Quite why this is the case is likely down to the fact the Caroni Distillery no longer functions – so the Trinidad element of Pusser’s blend is different no matter what they do or how they blend it.  There are probably others reasons as well.  It is also to be noted that this sample only offers one “look” at Navy Rum and other rums issued over time could have been very different.  There aren’t that many people around you could ask and even those people would be giving any opinions based on experiences at least 46 years ago!  I would say the Ancient Mariner has more in common with this rum than Pusser’s.

Anyway back to the rum.  It’s slightly industrial and whilst not entirely unpleasant I found it to be short of being a classic.

It just doesn’t deliver enough flavour for me.  The initial complexity disappears to quickly.  Leaving the more tarry and industrial notes behind, along with a lot of musty smoke.  The finish is also very short – again your just left with a bit mustiness.

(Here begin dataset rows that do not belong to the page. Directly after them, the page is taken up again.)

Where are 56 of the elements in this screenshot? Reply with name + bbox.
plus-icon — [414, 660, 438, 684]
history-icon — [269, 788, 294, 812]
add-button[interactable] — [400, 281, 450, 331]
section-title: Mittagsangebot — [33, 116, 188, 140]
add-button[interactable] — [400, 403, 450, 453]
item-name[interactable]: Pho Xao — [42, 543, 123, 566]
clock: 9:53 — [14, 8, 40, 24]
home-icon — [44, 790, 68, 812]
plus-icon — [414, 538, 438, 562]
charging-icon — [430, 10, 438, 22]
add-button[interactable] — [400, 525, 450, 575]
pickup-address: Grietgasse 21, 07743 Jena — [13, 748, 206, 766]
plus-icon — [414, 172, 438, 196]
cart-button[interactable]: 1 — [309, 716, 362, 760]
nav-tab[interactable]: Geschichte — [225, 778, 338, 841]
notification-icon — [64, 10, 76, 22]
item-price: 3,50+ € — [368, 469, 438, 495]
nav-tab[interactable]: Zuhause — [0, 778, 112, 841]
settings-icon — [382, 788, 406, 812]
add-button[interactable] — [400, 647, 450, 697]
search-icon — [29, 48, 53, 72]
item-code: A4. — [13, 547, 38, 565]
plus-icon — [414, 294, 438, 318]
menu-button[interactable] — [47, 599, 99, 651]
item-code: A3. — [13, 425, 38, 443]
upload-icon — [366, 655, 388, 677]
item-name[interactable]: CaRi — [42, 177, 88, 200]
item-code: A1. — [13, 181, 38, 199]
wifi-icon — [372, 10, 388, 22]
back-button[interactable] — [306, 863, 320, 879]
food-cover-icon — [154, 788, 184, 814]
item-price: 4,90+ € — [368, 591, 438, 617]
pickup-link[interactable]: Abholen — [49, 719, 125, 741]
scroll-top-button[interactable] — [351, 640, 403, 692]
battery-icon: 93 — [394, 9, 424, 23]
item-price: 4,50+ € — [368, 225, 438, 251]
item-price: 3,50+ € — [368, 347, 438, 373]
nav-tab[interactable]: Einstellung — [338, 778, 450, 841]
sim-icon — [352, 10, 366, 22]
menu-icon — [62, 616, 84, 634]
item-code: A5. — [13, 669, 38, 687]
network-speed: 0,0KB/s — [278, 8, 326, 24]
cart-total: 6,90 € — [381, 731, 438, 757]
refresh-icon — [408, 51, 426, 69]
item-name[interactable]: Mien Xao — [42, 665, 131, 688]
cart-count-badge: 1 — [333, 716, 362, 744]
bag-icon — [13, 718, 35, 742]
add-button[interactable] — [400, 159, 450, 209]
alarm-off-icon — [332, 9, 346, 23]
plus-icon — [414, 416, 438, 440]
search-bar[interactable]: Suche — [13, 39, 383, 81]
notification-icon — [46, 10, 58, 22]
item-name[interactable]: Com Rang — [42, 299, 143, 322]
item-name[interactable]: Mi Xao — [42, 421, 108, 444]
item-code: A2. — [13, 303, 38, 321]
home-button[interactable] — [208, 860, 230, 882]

Having said all that, it is still a pretty good rum.  It has plenty of character and much like Pusser’s it gives you a real kick in the nads and puts fire in your belly.  It might well have been better at the time maybe being left for so long hasn’t helped it? Again that’s just speculation.

Definitely a rum to experience but not a rum I would personally spend a lot of money on.  It grows on you after a few sips but it never quite hits the dizzying heights you might expect.